Linguistic Diversity and ASL

American Sign Language (ASL) Associate Professor Diana Gorman Jamrozik believes students who take ASL courses are part of a “revolution” in Deaf awareness.

In the first moments of Todd Haynes’s new film Wonderstruck, closed captioning appears unexpectedly on the screen. In an episode of Master of None, when a character encounters a Deaf cashier, the audio completely drops off for eight silent minutes.

In these instances, hearing audiences are forced, however briefly, to experience the world the way a Deaf person might. For ASL Associate Chair and Associate Professor Diana Gorman Jamrozik, these momentary ruptures for hearing audiences give her hope: “Just being exposed is good because it raises awareness immensely.”

Gorman Jamrozik teaches a “Big Chicago” ASL class that is neither an ASL interpreting course nor a Deaf Studies course. Instead, Gorman Jamrozik invites her students to explore ASL the way one would any other language. As a hearing person and a linguist, her approach is equal parts accessible and academic, and it’s evident in the course’s title: “Did You Just Flip Me Off? Deaf People and Linguistic Diversity in Chicago.”

Gorman Jamrozik’s deep interest in ASL can be traced through her own education. When she was a student at Hersey High School in Arlington Heights, there was a Deaf students cluster program. Along with their classes in ASL, the students were mainstreamed into classes and utilized interpreters. “I was the student always staring at the interpreter,” says Gorman Jamrozik, who’s always had a passion for languages. Her father was a Latin teacher and she went on to pursue Russian Studies and History as an undergraduate. Eventually, she received two master’s degrees, one in Interpretation and another in Linguistics.

ASL Associate Chair and Associate Professor Diana Gorman Jamrozik believes that “language creates community.” Photo: Phil Dembinski ’08. 

In the second week of her “Big Chicago” course, she has her students navigate parts of Chicago with earplugs or noise-cancelling headphones. With their auditory experience muted, students become differently attuned to their surroundings. “Doing things like crossing the street, they really learn how much they rely on sound and it makes them think about their privilege and their relationship to the public.”

For a city as global as Chicago, linguistic diversity is baked into one’s daily experience. Riding the L exposes a hearing person to a multitude of languages. “There is no Deaf neighborhood per se,” notes Gorman Jamrozik, “but language creates community.” So, it would make sense for Chicago’s institutions to reflect and provide accommodations for the city's many communities. So, how do Chicago’s institutions stack up?

For another assignment, Gorman Jamrozik asks her students to evaluate the accommodations for ADA accessibility and linguistic diversity in various Chicago institutions such as the Museum of Contemporary Art, the Chinese American Museum, or the Jane Addams Hull-House.

“In the last 20 years, most of the major players in Chicago have made huge strides in accessibility, especially when it comes to the Deaf community,” she says.

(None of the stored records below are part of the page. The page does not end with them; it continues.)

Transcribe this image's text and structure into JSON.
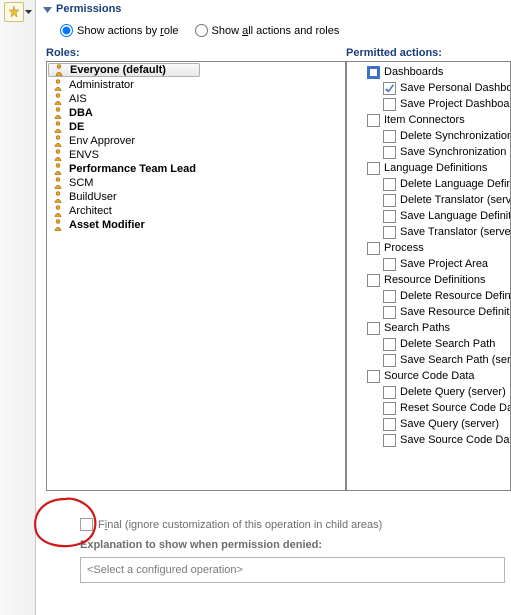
{
  "section": {
    "title": "Permissions"
  },
  "viewMode": {
    "byRole": "Show actions by role",
    "byRole_ul": "r",
    "all": "Show all actions and roles",
    "all_ul": "a"
  },
  "rolesLabel": "Roles:",
  "actionsLabel": "Permitted actions:",
  "roles": [
    {
      "name": "Everyone (default)",
      "bold": true,
      "selected": true
    },
    {
      "name": "Administrator",
      "bold": false
    },
    {
      "name": "AIS",
      "bold": false
    },
    {
      "name": "DBA",
      "bold": true
    },
    {
      "name": "DE",
      "bold": true
    },
    {
      "name": "Env Approver",
      "bold": false
    },
    {
      "name": "ENVS",
      "bold": false
    },
    {
      "name": "Performance Team Lead",
      "bold": true
    },
    {
      "name": "SCM",
      "bold": false
    },
    {
      "name": "BuildUser",
      "bold": false
    },
    {
      "name": "Architect",
      "bold": false
    },
    {
      "name": "Asset Modifier",
      "bold": true
    }
  ],
  "actionsTree": [
    {
      "label": "Dashboards",
      "state": "mixed",
      "children": [
        {
          "label": "Save Personal Dashboard",
          "state": "checked"
        },
        {
          "label": "Save Project Dashboard",
          "state": ""
        }
      ]
    },
    {
      "label": "Item Connectors",
      "state": "",
      "children": [
        {
          "label": "Delete Synchronization Rule",
          "state": ""
        },
        {
          "label": "Save Synchronization Rule",
          "state": ""
        }
      ]
    },
    {
      "label": "Language Definitions",
      "state": "",
      "children": [
        {
          "label": "Delete Language Definition",
          "state": ""
        },
        {
          "label": "Delete Translator (server)",
          "state": ""
        },
        {
          "label": "Save Language Definition",
          "state": ""
        },
        {
          "label": "Save Translator (server)",
          "state": ""
        }
      ]
    },
    {
      "label": "Process",
      "state": "",
      "children": [
        {
          "label": "Save Project Area",
          "state": ""
        }
      ]
    },
    {
      "label": "Resource Definitions",
      "state": "",
      "children": [
        {
          "label": "Delete Resource Definition",
          "state": ""
        },
        {
          "label": "Save Resource Definition",
          "state": ""
        }
      ]
    },
    {
      "label": "Search Paths",
      "state": "",
      "children": [
        {
          "label": "Delete Search Path",
          "state": ""
        },
        {
          "label": "Save Search Path (server)",
          "state": ""
        }
      ]
    },
    {
      "label": "Source Code Data",
      "state": "",
      "children": [
        {
          "label": "Delete Query (server)",
          "state": ""
        },
        {
          "label": "Reset Source Code Data",
          "state": ""
        },
        {
          "label": "Save Query (server)",
          "state": ""
        },
        {
          "label": "Save Source Code Data",
          "state": ""
        }
      ]
    }
  ],
  "final": {
    "label_pre": "F",
    "label_ul": "i",
    "label_post": "nal (ignore customization of this operation in child areas)"
  },
  "explanationLabel": "Explanation to show when permission denied:",
  "selectPlaceholder": "<Select a configured operation>"
}
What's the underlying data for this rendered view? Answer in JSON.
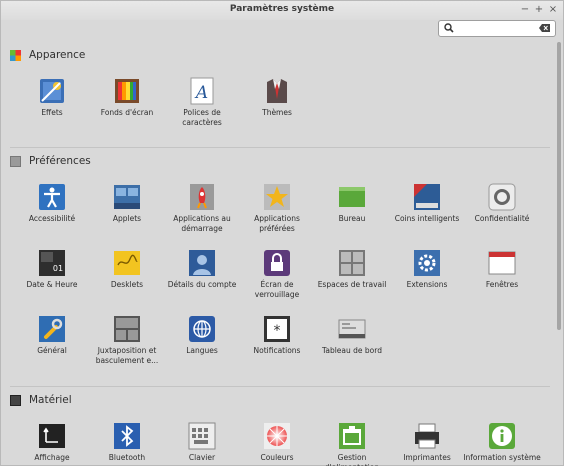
{
  "window": {
    "title": "Paramètres système"
  },
  "controls": {
    "minimize": "−",
    "maximize": "+",
    "close": "×"
  },
  "search": {
    "value": "",
    "placeholder": ""
  },
  "sections": {
    "appearance": {
      "title": "Apparence",
      "items": [
        "Effets",
        "Fonds d'écran",
        "Polices de caractères",
        "Thèmes"
      ]
    },
    "preferences": {
      "title": "Préférences",
      "items": [
        "Accessibilité",
        "Applets",
        "Applications au démarrage",
        "Applications préférées",
        "Bureau",
        "Coins intelligents",
        "Confidentialité",
        "Date & Heure",
        "Desklets",
        "Détails du compte",
        "Écran de verrouillage",
        "Espaces de travail",
        "Extensions",
        "Fenêtres",
        "Général",
        "Juxtaposition et basculement e...",
        "Langues",
        "Notifications",
        "Tableau de bord"
      ]
    },
    "hardware": {
      "title": "Matériel",
      "items": [
        "Affichage",
        "Bluetooth",
        "Clavier",
        "Couleurs",
        "Gestion d'alimentation",
        "Imprimantes",
        "Information système"
      ]
    }
  },
  "accent": {
    "blue": "#3b7fc4",
    "green": "#5aa83a"
  }
}
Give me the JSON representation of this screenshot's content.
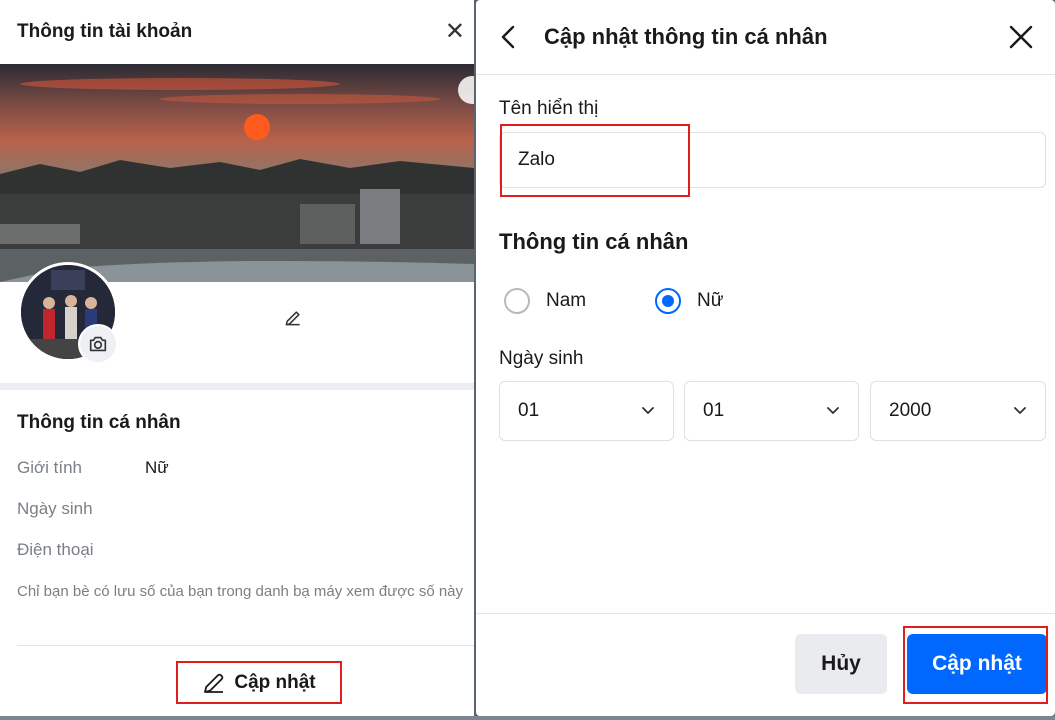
{
  "left_panel": {
    "title": "Thông tin tài khoản",
    "close_glyph": "✕",
    "info_section": {
      "title": "Thông tin cá nhân",
      "rows": [
        {
          "label": "Giới tính",
          "value": "Nữ"
        },
        {
          "label": "Ngày sinh",
          "value": ""
        },
        {
          "label": "Điện thoại",
          "value": ""
        }
      ],
      "note": "Chỉ bạn bè có lưu số của bạn trong danh bạ máy xem được số này"
    },
    "update_button": "Cập nhật",
    "icons": [
      "close-icon",
      "camera-icon",
      "pencil-icon",
      "edit-icon"
    ]
  },
  "right_panel": {
    "title": "Cập nhật thông tin cá nhân",
    "display_name_label": "Tên hiển thị",
    "display_name_value": "Zalo",
    "section_title": "Thông tin cá nhân",
    "gender": {
      "options": [
        "Nam",
        "Nữ"
      ],
      "selected": "Nữ"
    },
    "dob_label": "Ngày sinh",
    "dob": {
      "day": "01",
      "month": "01",
      "year": "2000"
    },
    "cancel_button": "Hủy",
    "submit_button": "Cập nhật",
    "icons": [
      "back-arrow-icon",
      "close-icon",
      "chevron-down-icon"
    ]
  },
  "colors": {
    "primary": "#0068ff",
    "highlight": "#e01c1c",
    "muted_text": "#7a7f86",
    "button_gray": "#e9ebee"
  }
}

Theatres offer ASL interpretive performances and many museums offer tours with ASL interpreters. “But, we still have a lot of work to do.”

Columbia’s ASL Department, which celebrates their 25th anniversary this year, might be able to take some of the credit for the increased awareness throughout Chicago. “Columbia has always been on the forefront of trying to change the landscape. Whether they are in Interpreting or doing Deaf Studies or just interested, our students are the ones going out saying ‘you know what, I want to have a Deaf audience to this.’”

“I think we’re part of a bottom-up revolution.…But that’s how change happens. One conversation at a time.”

Students who go through the ASL program become advocates, bringing their awareness and their knowledge to their work. “Sometimes, all it takes is one person to speak up or to have a place at the table to get these small changes to happen.”

Recently alumna Shannon Moutinho ‘07, along with being a nationally certified interpreter, worked to expand ADA accessibility for Deaf and Deaf-Blind people at the Great Lakes ADA Center in Chicago. In her 19 years at Columbia, Gorman Jamrozik has seen many stories like this.

“Because of that—” her face lights up, as though surprising herself with what she says next, “I think we’re part of a bottom-up revolution… Maybe it’s a small revolution, but a revolution nonetheless. But that’s how change happens. One conversation at a time.”

This semester we're covering Columbia's “Big Chicago” courses – classes designed to connect students with the city of Chicago led by top scholars and practitioners in their fields.